Note: my views are disproportionately influenced by work on early warning systems, which are only a part of the work you’ve aimed to review, and you noted towards monitoring, forecasting, and alerting, which are the areas I’ve been most involved in, while your report touched on other areas in flood management as well.
Finally, you might also be interested in a report from 2016 by CEA, which also includes a review of the cost-effectiveness of flood management. I think it misses different nuances but again provides another interesting perspective.
I have A LOT more things to say about the empirical statements, framework for evaluation, and assumptions that went into this—happy to chat if you’re interested.

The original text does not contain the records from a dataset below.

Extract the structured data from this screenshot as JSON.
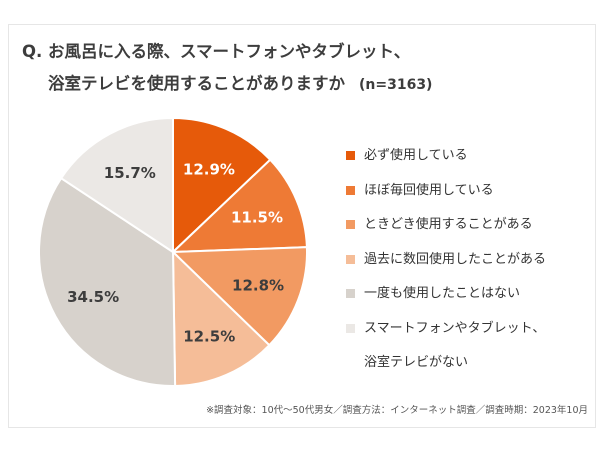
{
  "title": {
    "line1": "Q. お風呂に入る際、スマートフォンやタブレット、",
    "line2": "浴室テレビを使用することがありますか",
    "sample": "(n=3163)"
  },
  "chart_data": {
    "type": "pie",
    "start": "top",
    "direction": "clockwise",
    "slices": [
      {
        "name": "必ず使用している",
        "value": 12.9,
        "label": "12.9%",
        "color": "#e65a0a",
        "label_color": "#ffffff"
      },
      {
        "name": "ほぼ毎回使用している",
        "value": 11.5,
        "label": "11.5%",
        "color": "#ee7a35",
        "label_color": "#ffffff"
      },
      {
        "name": "ときどき使用することがある",
        "value": 12.8,
        "label": "12.8%",
        "color": "#f29a62",
        "label_color": "#3d3d3d"
      },
      {
        "name": "過去に数回使用したことがある",
        "value": 12.5,
        "label": "12.5%",
        "color": "#f5bd98",
        "label_color": "#3d3d3d"
      },
      {
        "name": "一度も使用したことはない",
        "value": 34.5,
        "label": "34.5%",
        "color": "#d7d2cc",
        "label_color": "#3d3d3d"
      },
      {
        "name": "スマートフォンやタブレット、\n浴室テレビがない",
        "value": 15.7,
        "label": "15.7%",
        "color": "#ebe8e5",
        "label_color": "#3d3d3d"
      }
    ],
    "legend_position": "right"
  },
  "footnote": "※調査対象：10代〜50代男女／調査方法：インターネット調査／調査時期：2023年10月"
}
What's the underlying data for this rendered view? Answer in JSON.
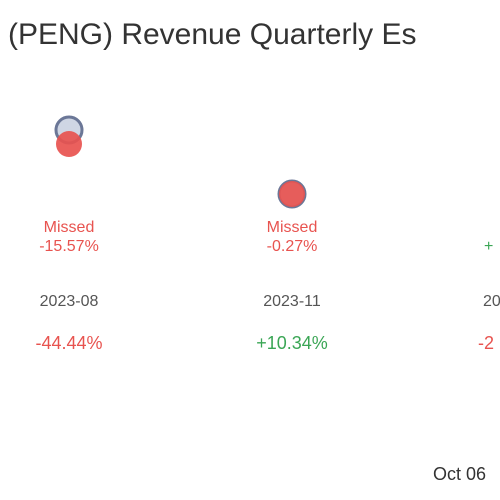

A digitized global flood inventory (1998–2008): compilation and preliminary results
The Human Impact of Floods: a Historical Review of Events 1980-2009 and Systematic Literature Review
Health Risks of Flood Disasters
Health Effects of Flooding in Rural Bangladesh
Study: AI targeting helped reach more of the poorest people in Togo
Global Commission on Adaptation’s Adapt Now report
Background Paper on Assessment of the Economics of Early Warning Systems for Disaster Risk Reduction
Hi Sela, thanks for the long and thoughtful comment, and for your kind words. That is reassuring that you also do not feel this is a key area for GiveWell/OP to expand into.
Really interesting re EMDAT possibly being off by ~10x, I was aware that longer-term harms are a lot harder to measure but wasn’t expecting the effect to be that large.
Re my references to ending all flooding harms, that makes sense; I wasn’t trying to suggest that the average cost-effectiveness would be the same as marginal cost-effectiveness. Perhaps a better thing to say would be that in order to be competitive with top charities, marginal targeted interventions would need to be far better than the average of existing interventions.
Hmm yes I was a bit surprised at how expensive EWS were made out to be, particularly when I would have thought a lot of costs could be saved by rolling out the same model and infrastructure across different countries.
Thanks for the offer, I am not currently working on this and don’t expect to go back to it, so I don’t think there would be much value in talking further—I’ll let you know if I am coming back to this though. I hope you make great progress on your flood forecasting work!